The other early cowboy couture tailor was Bernard Lichtenstein, who was also born in Poland. He immigrated to Philadelphia where he worked as a tailor and discovered his true calling when a traveling rodeo and circus needed fabric for bolero outfits and he ended up sewing the uniforms himself. Calling himself Rodeo Ben, he became famous for outfitting rodeo stars, actors and country stars. He was the first to use snap-button closures on cowboy shirts, which he designed as breakaway shirts for rodeo riders who might get caught on a steer horn or bronco rigging.

It was Nudie, though, who made cowboy couture truly famous with his "Nudie suits" which added the spangle and the sparkle, the rhinestones and the sequins to the fashion. Nudie Cohn was born as Nutya Kotlyrenko in Kiev, Russia. He was a tailor's apprentice as a child. When he was 11, his parents sent him to live with relatives in Brooklyn who had changed their name to Cohn. "Nudie" came from an immigrations officer who couldn't understand "Nutya." Nudie was a hustler and jack-of-all-trades in New York and bounced around the country, trying to act in Hollywood. After serving a term in Leavenworth for a cocaine smuggling conviction, he sewed sparkling costumes and sequin-spangled G-strings for strippers in Times Square. He eventually returned to L.A. and opened a little tailor shop. He made his first fancy country star suits for Tex Williams and his band and they were a hit at the Riverside Rancho, where Williams played - and which gave Nudie an exhibit of his creations. His free-hand designs drew the attention of the young Hank Williams, who introduced Nudie suits to Nashville and the Grand Ole Opry. His fashions took off from there in the country world. Porter Wagoner and Little Jimmy Dickens and many others wanted custom-made suits. And Elvis called on him for his famous $10,000 gold suit.
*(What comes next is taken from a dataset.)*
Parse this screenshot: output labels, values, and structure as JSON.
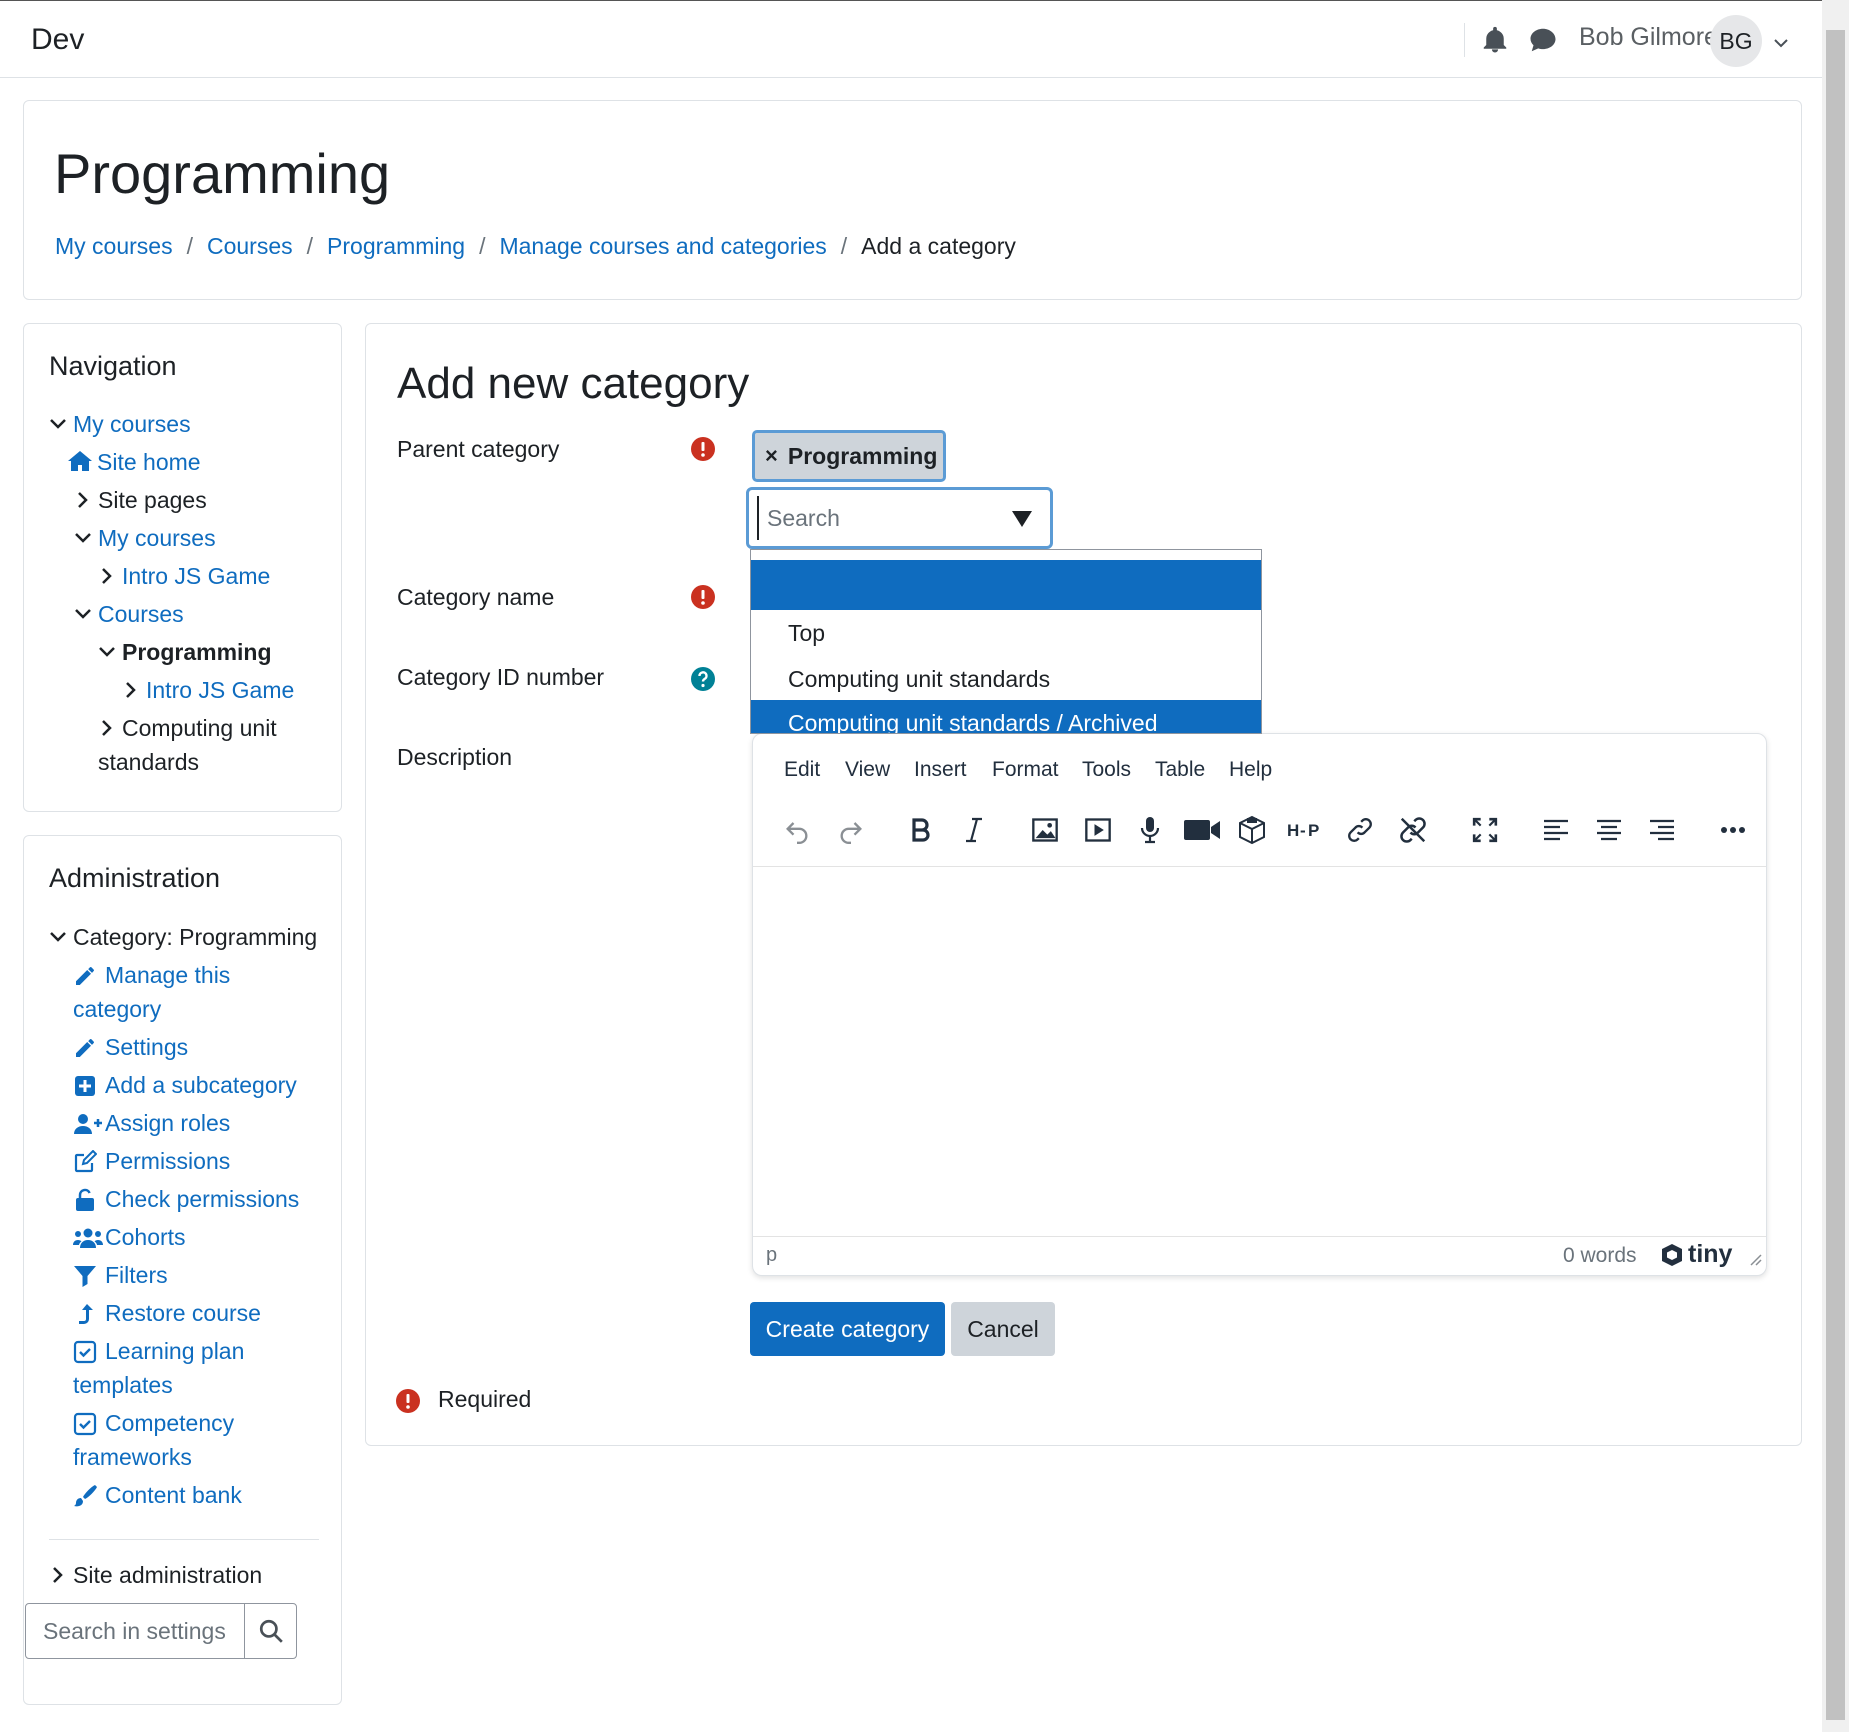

He also designed the outrageous Nudie cars, an example of which you can still view in the form of the extravagant Webb Pierce Pontiac convertible with its embedded silver dollars and six-shooters, on display at the Country Music Hall of Fame.

And then came Manuel to carry on the great tradition. Born Manuel Arturo José Cuevas Martinez in Coalcomán in Michoacán, Mexico, he learned how to sew early on and was making imaginative clothes by age 8. He also learned leather-working, silver-smithing and both hat- and boot-making before moving to Los Angeles to pursue his craft. He worked with tailors-to-the-stars Sy Devore and Viola Grae before graduating to Nudie's shop.
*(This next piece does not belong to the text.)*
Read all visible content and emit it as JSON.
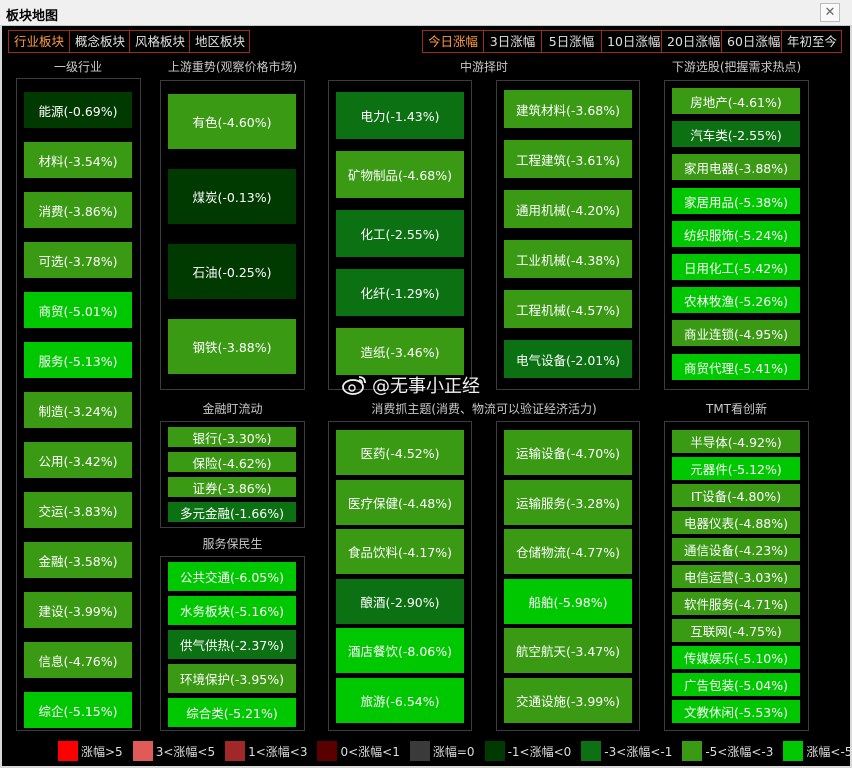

There, he carried on and furthered Nudie's traditions in fashion and branched out to the Grateful Dead and Gram Parsons, while country fans Dwight Yoakam, Bill Anderson and Marty Stuart swore by him.

He eventually opened his own shop in L.A. and later moved his business to Nashville, where his showroom is today a magnet for stars and would-be stars and where he and his coterie of beautiful young women are a staple at fine restaurants around town.

The Frist exhibit, titled Star-Spangled Couture, features a number of his works, including Johnny Cash outfits, Aerosmith's Joe Perry suits, and costumes for Emmylou Harris, Dolly Parton and Linda Ronstadt. But the core of the exhibit is a spectacular display of 50 state jackets, specifically and minutely designed for each state. Each has a major theme across the back - Kentucky has a Churchill Downs with a Kentucky Derby race underway, Utah sports colorful dinosaurs, Hawaii has a spectacular erupting volcano - plus many clever and telling symbols and icons of each state. You need to see them in person to absorb all of the detail and intricate work.

Star-Spangled Couture is at the Frist until May 22. On Feb. 3, at 6 p.m., a seminar on the exhibit will be conducted by Manuel, writer Holly George-Warren, who has written extensively on the subject, and faithful Manuel client Marty Stuart. As Stuart has written about the first time he saw Ernest Tubb & the Texas Troubadours in full cowboy plumage, "The costumes had a power that utterly transformed the musicians into larger-than-life characters. They dripped with attitude and style. They had an aura about them that gave me the feeling I was in the presence of royalty."

Imagine all that. Four immigrant tailors from Poland, Russia and Mexico came here in search of the American dream and discovered how to put that dream on cowboys' and cowgirls' backs and make it come alive. What a great country this still is.